Santé

«Il n’existe pas de preuves d’un lien entre une exposition aux ondes électromagnétiques et des symptômes»

Un tribunal français a reconnu l’existence d’un handicap lié à l’hypersensibilité aux ondes, comme celles des téléphones ou des réseaux électroniques. L’avis d’Isabelle Rossi, médecin cantonal adjointe du canton de Vaud, pour qui il ne faut néanmoins «pas nier la souffrance» attribuée aux ondes

Pour la première fois, la justice française a reconnu le fait que l’exposition aux ondes électromagnétiques peut causer un handicap. Mardi, l’association française militante Robin des toits a rendu public un jugement du tribunal de Toulouse, lequel a jugé que la plaignante, qui demandait une aide publique, souffre d’un syndrome dont «la description des signes cliniques est irréfutable», et qu’il peut être lié aux ondes des téléphones, wi-fi et autres. Il y a «handicap grave». Les activistes se sont empressés de mettre en valeur cette décision de justice inédite.

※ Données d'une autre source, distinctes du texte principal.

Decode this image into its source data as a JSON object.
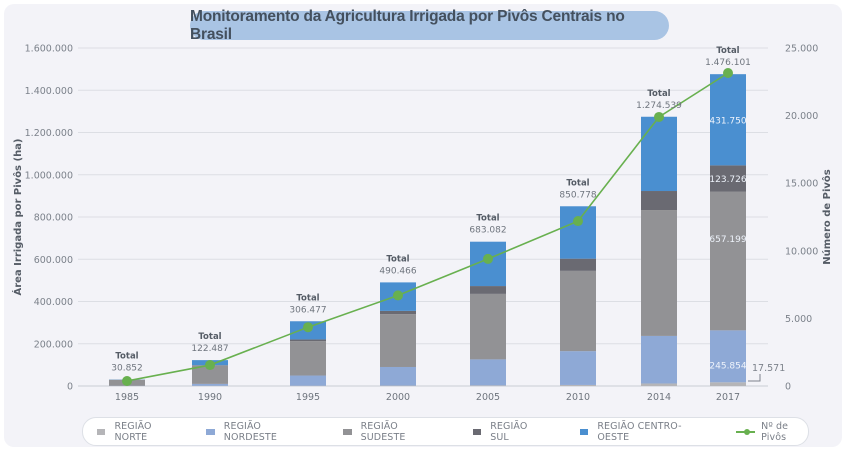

En Suisse romande, au sein de l’Association romande alerte, militante en ce domaine, on signale qu’un tel jugement pourrait «motiver les membres», même si l’organisation reste modeste, à 80 membres.

Médecin cantonal adjointe pour le canton de Vaud, Isabelle Rossi a souvent abordé ces questions. Son analyse.

Le Temps: Comment définit-on l’hypersensibilité aux ondes électromagnétiques?

Isabelle Rossi: L’hypersensibilité aux champs électromagnétiques est un phénomène dont l’existence est reconnue et mesurée dans le cadre de plusieurs études au niveau international. Il fait l’objet d’une définition qui varie sensiblement en fonction de la source, par exemple divers symptômes non spécifiques qu’un individu attribue à l’exposition aux champs électromagnétiques, les CEM. La définition employée dans le rapport établi par L’institut suisse de médecine tropicale et de santé publique de Bâle sur mandat de l’Office fédéral de l’environnement est la suivante: «Les personnes dont la santé et le bien-être sont affectés au quotidien et qui attribuent ces troubles aux champs électromagnétiques sont qualifiées d’hypersensibles.»

– Le lien est-il établi?

– A l’heure actuelle, les résultats des études systématiques portant sur les études expérimentales et épidémiologiques concluent qu’il n’y a pas d’éléments en faveur d’une relation de cause à effet entre l’exposition aux CEM et le développement de symptômes, ou autres réactions physiologiques ou cognitives. Il n’existe donc à l’heure actuelle pas de preuves scientifiques en faveur d’un lien de cause à effet entre une exposition aux CEM et la survenue de symptômes non spécifiques. Par contre, nous avons nettement moins d’études sur les effets à long terme d’une exposition aux CEM sur la santé. Ces études ne laissent pas entendre l’existence d’un lien de cause à effet. Ce qui cependant ne permet pas de conclure à l’absence d’effet.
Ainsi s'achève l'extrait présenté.